General Norman B. Shwarzkopf finished his military education in 1956, and served two tours with great honor in Vietnam; however, he personally questioned the strategies employed in the war. He believed that the conflict in Vietnam lacked a clear objective or well-designed strategy. Following Vietnam, Schwarzkopf continued to climb in the military administration, gaining rank and skill.

He was, in his capacity as the head of the U.S. Central Command, responsible for organizing both Operation Desert Shield and Operation Desert Storm in 1990 and 1991. This was the largest mechanized deployment of U.S. forces and equipment since World War II.

Between August 1990 and January 1991, Schwarzkopf assembled some 765,000 troops-541,000 American-from a total of 28 countries, hundreds of ships, and thousands of tanks and aircraft. The first step in the response to the Iraqi invasion of Kuwait was a six-week long aerial bombardment. Schwarzkopf hoped that this would rapidly lead to a peace settlement; however, it did not.
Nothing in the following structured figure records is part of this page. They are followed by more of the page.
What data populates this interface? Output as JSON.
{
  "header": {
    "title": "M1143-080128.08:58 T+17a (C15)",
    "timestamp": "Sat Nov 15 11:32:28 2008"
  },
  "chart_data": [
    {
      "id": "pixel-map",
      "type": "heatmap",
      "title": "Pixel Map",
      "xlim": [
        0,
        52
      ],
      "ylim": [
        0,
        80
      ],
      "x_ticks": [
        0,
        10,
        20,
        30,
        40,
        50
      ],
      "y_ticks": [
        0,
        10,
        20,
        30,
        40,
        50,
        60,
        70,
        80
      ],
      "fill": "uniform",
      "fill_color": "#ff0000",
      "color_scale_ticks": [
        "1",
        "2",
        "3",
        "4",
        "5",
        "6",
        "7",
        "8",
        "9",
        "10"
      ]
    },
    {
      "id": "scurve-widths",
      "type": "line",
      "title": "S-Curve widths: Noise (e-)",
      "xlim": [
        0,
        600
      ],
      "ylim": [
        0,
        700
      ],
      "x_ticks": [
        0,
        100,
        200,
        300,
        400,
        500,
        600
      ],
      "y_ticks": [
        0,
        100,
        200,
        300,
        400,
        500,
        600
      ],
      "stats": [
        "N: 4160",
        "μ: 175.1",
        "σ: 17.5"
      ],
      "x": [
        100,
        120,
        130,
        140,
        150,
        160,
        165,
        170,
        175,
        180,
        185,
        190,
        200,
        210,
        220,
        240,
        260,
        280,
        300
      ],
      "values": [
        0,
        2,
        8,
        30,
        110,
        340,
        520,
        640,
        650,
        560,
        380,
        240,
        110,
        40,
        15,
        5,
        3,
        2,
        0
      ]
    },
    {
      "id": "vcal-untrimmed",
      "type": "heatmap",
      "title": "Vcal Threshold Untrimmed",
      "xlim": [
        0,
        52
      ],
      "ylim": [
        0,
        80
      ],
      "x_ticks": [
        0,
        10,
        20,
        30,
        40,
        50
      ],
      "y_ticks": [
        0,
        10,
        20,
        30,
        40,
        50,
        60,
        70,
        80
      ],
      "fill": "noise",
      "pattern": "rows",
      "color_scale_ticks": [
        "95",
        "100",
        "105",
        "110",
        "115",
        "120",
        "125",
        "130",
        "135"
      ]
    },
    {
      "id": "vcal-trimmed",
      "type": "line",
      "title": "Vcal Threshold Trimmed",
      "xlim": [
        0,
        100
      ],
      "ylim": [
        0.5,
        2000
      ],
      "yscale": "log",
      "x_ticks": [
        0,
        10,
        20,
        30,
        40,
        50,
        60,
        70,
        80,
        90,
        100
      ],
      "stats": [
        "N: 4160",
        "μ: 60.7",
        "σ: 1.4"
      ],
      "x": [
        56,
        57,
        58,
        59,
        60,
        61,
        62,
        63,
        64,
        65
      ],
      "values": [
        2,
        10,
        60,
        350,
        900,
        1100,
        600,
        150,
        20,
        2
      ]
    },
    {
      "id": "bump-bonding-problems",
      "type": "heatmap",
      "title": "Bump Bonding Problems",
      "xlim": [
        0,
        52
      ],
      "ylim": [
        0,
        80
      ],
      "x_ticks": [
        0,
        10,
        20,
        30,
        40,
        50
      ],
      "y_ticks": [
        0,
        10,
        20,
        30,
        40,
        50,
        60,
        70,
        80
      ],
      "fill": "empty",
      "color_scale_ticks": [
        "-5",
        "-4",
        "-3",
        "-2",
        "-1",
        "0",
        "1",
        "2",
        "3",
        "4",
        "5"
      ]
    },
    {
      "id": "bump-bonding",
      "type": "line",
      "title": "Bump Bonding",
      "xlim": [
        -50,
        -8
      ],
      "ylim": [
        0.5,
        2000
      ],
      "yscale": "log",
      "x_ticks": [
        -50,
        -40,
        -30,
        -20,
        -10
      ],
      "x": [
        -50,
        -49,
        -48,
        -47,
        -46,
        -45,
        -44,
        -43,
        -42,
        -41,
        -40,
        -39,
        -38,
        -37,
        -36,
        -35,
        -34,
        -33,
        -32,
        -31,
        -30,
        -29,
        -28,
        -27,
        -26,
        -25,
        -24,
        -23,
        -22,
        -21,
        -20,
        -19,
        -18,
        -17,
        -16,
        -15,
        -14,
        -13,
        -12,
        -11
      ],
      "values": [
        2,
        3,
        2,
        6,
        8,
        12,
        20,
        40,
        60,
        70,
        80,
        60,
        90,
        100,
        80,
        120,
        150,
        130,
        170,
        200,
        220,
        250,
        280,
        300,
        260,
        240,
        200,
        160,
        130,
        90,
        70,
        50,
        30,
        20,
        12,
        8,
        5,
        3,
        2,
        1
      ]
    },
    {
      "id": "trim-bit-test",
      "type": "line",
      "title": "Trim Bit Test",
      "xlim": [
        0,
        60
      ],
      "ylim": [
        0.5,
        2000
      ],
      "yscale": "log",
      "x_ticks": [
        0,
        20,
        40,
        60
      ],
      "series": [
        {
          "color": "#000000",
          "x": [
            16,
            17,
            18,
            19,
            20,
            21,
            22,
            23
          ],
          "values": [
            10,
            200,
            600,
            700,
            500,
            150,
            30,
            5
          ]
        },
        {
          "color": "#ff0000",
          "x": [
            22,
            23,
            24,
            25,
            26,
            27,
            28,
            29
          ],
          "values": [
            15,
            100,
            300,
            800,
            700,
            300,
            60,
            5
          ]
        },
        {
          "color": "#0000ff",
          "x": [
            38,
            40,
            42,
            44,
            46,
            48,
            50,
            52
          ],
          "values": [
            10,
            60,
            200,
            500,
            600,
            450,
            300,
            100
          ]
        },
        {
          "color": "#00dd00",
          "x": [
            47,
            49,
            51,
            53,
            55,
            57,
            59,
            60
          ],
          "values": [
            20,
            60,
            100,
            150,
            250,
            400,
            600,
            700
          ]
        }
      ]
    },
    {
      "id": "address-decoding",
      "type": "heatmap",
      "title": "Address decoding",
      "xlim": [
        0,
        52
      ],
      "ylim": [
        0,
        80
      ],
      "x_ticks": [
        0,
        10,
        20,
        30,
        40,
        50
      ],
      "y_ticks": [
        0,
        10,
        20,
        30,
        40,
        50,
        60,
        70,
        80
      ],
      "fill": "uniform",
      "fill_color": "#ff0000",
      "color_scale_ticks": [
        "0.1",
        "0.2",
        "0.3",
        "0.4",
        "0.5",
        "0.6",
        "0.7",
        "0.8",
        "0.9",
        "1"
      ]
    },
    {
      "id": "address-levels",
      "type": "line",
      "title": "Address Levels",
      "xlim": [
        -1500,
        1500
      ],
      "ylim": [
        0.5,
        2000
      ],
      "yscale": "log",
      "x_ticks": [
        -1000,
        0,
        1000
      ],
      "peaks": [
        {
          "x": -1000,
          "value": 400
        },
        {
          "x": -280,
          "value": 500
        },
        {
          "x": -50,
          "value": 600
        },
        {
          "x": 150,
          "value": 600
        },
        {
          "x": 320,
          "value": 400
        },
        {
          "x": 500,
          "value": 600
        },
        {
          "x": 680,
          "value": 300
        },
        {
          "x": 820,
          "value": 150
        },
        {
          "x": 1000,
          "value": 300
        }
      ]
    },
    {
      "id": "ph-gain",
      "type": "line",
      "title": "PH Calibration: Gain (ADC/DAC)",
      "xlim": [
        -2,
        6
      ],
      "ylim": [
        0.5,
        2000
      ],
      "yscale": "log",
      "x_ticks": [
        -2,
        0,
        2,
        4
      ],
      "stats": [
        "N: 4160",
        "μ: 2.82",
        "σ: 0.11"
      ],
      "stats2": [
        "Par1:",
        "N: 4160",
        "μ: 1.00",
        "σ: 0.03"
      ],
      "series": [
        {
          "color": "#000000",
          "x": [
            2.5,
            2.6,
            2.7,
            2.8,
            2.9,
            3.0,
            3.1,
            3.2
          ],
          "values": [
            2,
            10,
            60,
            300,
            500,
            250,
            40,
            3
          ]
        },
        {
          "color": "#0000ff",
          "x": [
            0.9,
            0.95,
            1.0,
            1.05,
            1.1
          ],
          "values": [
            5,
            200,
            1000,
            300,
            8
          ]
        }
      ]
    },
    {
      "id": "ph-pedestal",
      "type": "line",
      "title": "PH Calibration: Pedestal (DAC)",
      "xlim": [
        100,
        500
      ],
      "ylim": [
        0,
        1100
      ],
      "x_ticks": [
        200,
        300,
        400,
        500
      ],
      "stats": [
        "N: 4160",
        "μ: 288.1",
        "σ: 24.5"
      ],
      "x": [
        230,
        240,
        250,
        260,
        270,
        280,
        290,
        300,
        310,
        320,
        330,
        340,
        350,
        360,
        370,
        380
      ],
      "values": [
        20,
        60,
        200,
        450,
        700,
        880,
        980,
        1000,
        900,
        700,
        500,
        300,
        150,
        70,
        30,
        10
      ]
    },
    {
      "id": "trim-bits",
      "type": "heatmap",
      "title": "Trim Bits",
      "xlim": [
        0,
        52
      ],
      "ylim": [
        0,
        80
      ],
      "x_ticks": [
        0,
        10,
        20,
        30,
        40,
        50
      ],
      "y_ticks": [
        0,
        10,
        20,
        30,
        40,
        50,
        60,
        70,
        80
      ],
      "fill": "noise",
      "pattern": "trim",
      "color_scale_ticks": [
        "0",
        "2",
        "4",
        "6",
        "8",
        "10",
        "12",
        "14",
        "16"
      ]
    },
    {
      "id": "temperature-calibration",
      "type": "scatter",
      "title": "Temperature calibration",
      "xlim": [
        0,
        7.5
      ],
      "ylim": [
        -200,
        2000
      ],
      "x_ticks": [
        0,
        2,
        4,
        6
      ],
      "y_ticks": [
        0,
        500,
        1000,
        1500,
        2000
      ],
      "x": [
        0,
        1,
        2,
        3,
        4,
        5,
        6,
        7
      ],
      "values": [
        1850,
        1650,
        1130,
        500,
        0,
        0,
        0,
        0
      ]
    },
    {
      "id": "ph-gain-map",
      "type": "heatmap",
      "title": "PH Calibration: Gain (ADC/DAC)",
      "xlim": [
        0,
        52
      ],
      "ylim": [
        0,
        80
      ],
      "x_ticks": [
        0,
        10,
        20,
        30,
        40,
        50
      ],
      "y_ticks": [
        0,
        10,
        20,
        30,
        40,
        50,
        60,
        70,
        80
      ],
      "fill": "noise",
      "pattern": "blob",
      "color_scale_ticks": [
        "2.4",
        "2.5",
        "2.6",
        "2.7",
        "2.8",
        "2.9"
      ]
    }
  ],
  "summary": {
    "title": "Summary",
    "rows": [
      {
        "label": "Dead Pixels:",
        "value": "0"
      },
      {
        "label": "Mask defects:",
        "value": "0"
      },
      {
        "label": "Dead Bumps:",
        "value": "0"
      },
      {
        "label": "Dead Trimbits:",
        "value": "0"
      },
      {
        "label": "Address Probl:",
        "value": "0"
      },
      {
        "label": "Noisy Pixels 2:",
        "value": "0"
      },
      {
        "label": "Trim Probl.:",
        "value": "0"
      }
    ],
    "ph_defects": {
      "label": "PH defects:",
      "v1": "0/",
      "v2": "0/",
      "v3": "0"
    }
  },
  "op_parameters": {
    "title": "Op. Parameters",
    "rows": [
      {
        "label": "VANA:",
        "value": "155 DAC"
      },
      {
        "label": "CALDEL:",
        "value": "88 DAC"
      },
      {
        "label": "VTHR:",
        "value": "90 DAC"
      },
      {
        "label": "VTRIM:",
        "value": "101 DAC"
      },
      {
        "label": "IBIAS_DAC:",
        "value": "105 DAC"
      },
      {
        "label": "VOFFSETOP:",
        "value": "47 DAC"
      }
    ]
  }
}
Schwarzkopf’s strategy was a relatively classic one. When the aerial assault failed, Schwarzkopf feigned an amphibious assault, beginning the ground war on February 24. In reality, his troops were quickly wrapping around Iraq’s elite Republican Guard to cut off supply lines and communication. Allied losses were very few, with fewer than 300 dead. Within only 100 hours, the United Nations’ coalition troops had regained control of all of Kuwait. While Schwarzkopf believed that the forces should move on to Baghdad, the United Nations had only approved the reclamation of Kuwait, rather than an assault on Iraq’s capitol.

His strategies were classic, but they were effective; he accomplished the goals set forth by the United Nations at a minimal human cost to allied troops, and with great speed. Schwarzkopf retired in 1992. He continued to question the decision not to press on to Baghdad during Desert Storm.